Saçlarım kıvırcık olduğu için her Allah'ın günü usanmadan bakım yapmam gerekiyordu. Düz saçlı kızlar gibi uyanır uyanmaz okula gelme gibi bir avantajım yoktu. Uyanır uyanmaz okula gelecek olsaydım insanlar okulda bir canavar olduğunu düşünebilirlerdi.

İstemeye istemeye saçlarımı ıslatıp köpük sürdüm. Rimel sürdükten sonra odama geçip yatağa oturup kitap okumaya başladım. Ben kitabı artık neredeyse bitirecekken sonunda babam uyanmıştı.

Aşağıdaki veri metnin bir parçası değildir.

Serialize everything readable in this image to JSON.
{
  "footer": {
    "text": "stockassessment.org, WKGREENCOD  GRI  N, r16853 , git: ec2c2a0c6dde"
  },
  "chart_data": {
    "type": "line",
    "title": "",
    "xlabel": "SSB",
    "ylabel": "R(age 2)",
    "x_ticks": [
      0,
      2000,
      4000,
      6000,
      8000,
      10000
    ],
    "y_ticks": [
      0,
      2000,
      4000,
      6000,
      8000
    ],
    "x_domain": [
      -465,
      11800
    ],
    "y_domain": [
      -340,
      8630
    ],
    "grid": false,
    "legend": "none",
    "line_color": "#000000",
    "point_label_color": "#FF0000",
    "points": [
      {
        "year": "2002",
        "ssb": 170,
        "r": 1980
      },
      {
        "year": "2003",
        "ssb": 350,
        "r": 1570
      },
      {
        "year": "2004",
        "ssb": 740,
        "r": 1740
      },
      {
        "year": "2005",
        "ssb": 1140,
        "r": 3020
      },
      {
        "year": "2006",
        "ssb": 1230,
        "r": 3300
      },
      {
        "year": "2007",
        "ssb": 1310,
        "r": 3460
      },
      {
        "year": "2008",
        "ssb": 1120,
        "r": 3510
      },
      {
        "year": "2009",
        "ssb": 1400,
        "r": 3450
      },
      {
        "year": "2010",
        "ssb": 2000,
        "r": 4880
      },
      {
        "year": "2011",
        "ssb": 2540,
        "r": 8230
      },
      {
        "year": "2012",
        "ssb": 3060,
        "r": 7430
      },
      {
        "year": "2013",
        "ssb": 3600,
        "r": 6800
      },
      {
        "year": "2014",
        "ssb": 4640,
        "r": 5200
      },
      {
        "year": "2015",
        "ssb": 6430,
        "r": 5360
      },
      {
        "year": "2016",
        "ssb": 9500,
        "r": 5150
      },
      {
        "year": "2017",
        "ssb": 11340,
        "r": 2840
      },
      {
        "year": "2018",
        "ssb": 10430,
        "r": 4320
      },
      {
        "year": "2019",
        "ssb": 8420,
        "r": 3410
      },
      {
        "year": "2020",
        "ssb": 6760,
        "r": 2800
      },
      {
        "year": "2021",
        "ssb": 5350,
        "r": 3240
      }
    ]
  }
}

Okulun sahibi babamın arkadaşı olduğu için beni dönem ortasında okula almayı torpilli de olsa kabul etmişlerdi. Sonunda okula geldiğimizde ben arabadan hemen inip sınıfa çıkıp sıramda unutulmak istiyordum. Arabadan tam inmiştim gidiyordum ki babam kolumdan tuttu. Babama bakıp ne olduğunu anlamaya çalıştım.  "Babana sarılmayacak mısın? " dedi. Güldüm. Ama bu tiksinirmişçesine bir gülümsemeydi. "Annem sana baba rolü yapman gerektiğini mi söyledi yoksa? " deyip kolumu elinden kurtardım ve okula doğru yürümeye başladım. Babamın gösteriş merakından nefret ediyordum.  Sırf etrafımızda insanlar var diye onlara sanki beni seviyormuş gibi davranıyordu. Ama yalandı işte. Sırf kendi çıkarı için bunları yapıyordu.

Okulun ön bahçesine yürüyordum. Hemen ileride bi kaç merdiven vardı. Merdivenleri çıktıktan sonra müdürün odası olduğunu tahmin ettiğim yere doğru yürümeye başladım.  Tam da dediğim gibi bi kapının önünde durdum kapıda:" Ali Akyul. " yazıyordu. Kapıyı tıklayıp içeri girdim.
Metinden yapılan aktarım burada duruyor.